TAMPA, Fla. (Reuters) - College football star Jameis Winston, a contender for the top pick in the upcoming National Football League draft, was sued on Thursday in Florida court by a woman who claims he raped her in 2012, highlighting concerns about his off-the-field reputation.
The lawsuit seeks financial damages from the quarterback at a sensitive time for the NFL, which has come under scrutiny for its handling of allegations of rape and domestic violence by its players.
Winston did not face criminal charges in the alleged rape and was cleared of any conduct code violations as a student at Florida State University. Still, questions about the sexual encounter, which he has maintained was consensual, have attracted wide media attention.

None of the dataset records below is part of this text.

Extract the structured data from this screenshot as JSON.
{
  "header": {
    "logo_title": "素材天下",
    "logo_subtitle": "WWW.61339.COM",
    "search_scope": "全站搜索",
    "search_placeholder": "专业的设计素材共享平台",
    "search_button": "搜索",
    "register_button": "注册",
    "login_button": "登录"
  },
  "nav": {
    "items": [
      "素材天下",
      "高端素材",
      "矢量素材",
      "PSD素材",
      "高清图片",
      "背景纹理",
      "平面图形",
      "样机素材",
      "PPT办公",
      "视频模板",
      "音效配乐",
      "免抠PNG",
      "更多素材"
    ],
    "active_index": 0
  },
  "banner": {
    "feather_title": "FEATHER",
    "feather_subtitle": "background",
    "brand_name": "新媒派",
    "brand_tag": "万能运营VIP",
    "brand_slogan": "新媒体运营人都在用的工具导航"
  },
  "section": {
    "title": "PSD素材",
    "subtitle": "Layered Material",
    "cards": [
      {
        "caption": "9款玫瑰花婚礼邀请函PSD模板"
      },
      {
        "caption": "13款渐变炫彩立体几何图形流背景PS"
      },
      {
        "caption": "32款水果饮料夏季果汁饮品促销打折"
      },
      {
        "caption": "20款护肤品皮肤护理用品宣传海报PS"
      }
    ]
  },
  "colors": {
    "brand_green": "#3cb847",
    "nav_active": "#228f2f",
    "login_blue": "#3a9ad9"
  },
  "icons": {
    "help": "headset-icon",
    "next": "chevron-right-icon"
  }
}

The woman filed the lawsuit in a state court in Orlando, in part seeking to force Winston to answer questions under oath about what happened, said her attorney, John Clune.

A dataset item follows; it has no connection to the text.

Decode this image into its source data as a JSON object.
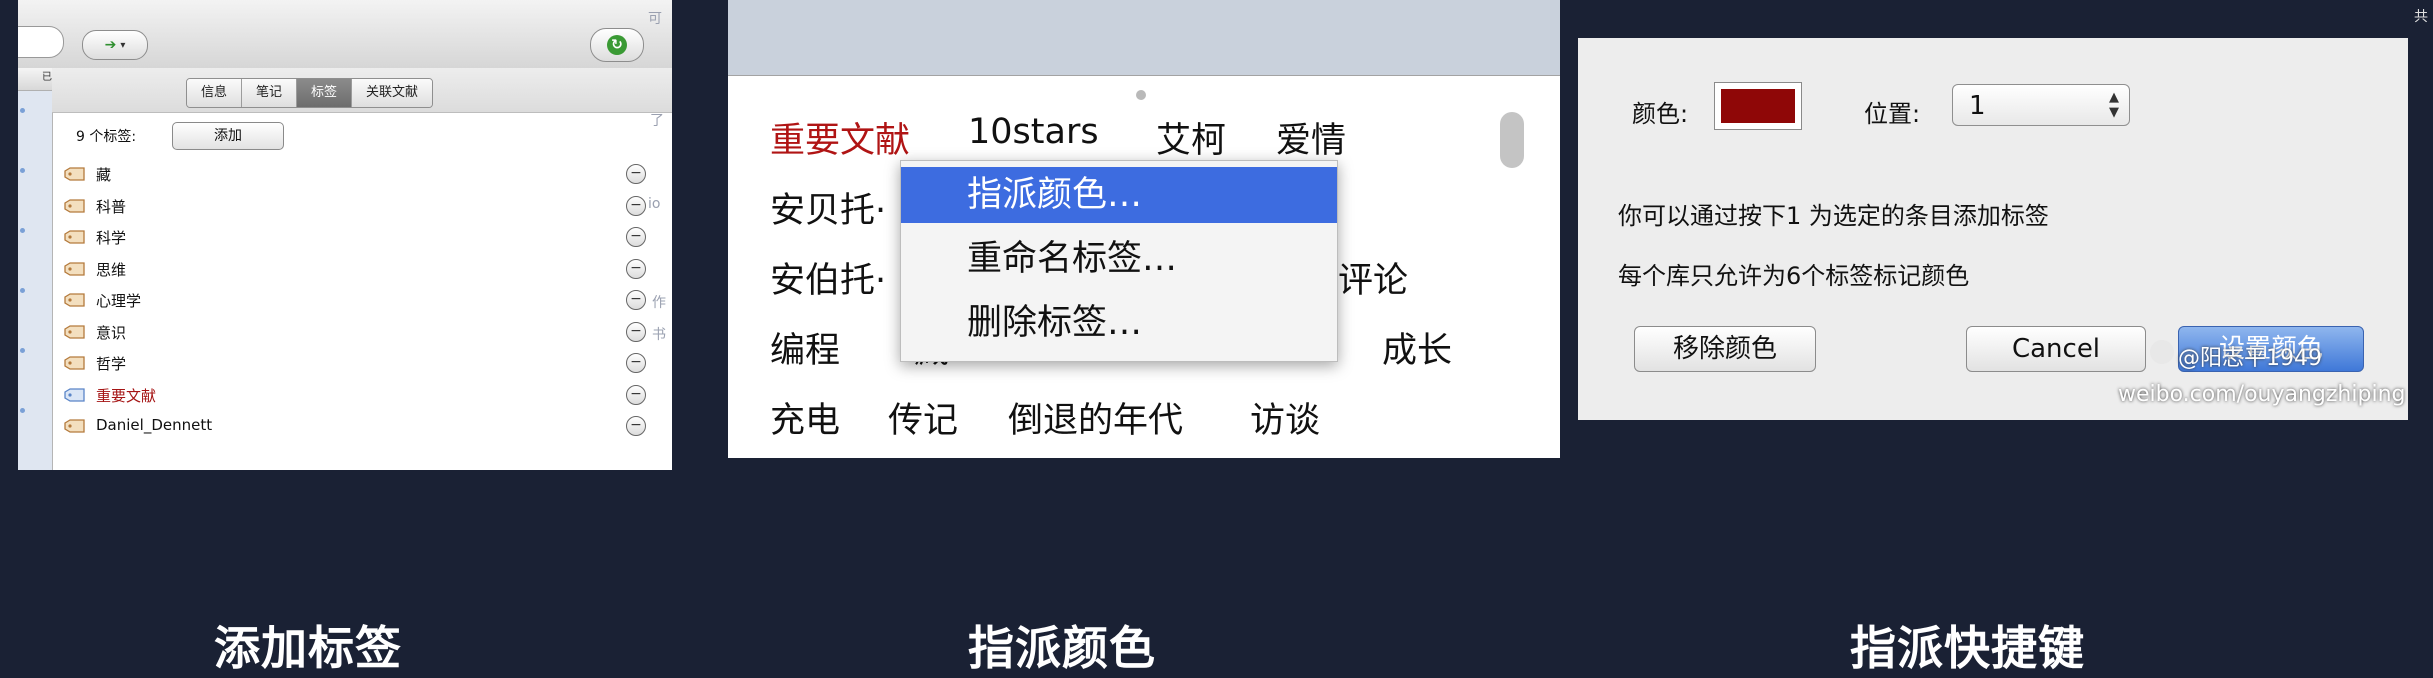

"She wants Mr. Winston to be held accountable for what he did, and nobody else has seemed that motivated to do that so far," Clune said.
He acknowledged the NFL draft, which starts on April 30, factored into the timing of the lawsuit, saying she did not want to be accused of protecting Winston until he secured a lucrative contract.
The accuser was a freshman at Florida State University at the time of the alleged rape in December 2012.
A representative for Winston could not immediately be reached for comment.
Many experts consider Winston, who in 2013 won the Heisman Trophy as the top U.S. college football player, a leading choice for the top NFL draft pick, held by the Tampa Bay Buccaneers.
The suit accuses Winston of sexual battery and assault, according to a copy provided to Reuters by Clune.
In 2013, Winston was cleared by a Florida state attorney of possible sexual assault charges after authorities determined there was insufficient evidence to charge him.
Late last year, a student conduct code hearing looking into the charges also found insufficient evidence against Winston.
The rape allegations are the subject of a lawsuit against Florida State under Title IX, which requires colleges receiving federal funds to promptly investigate complaints of sexual abuse.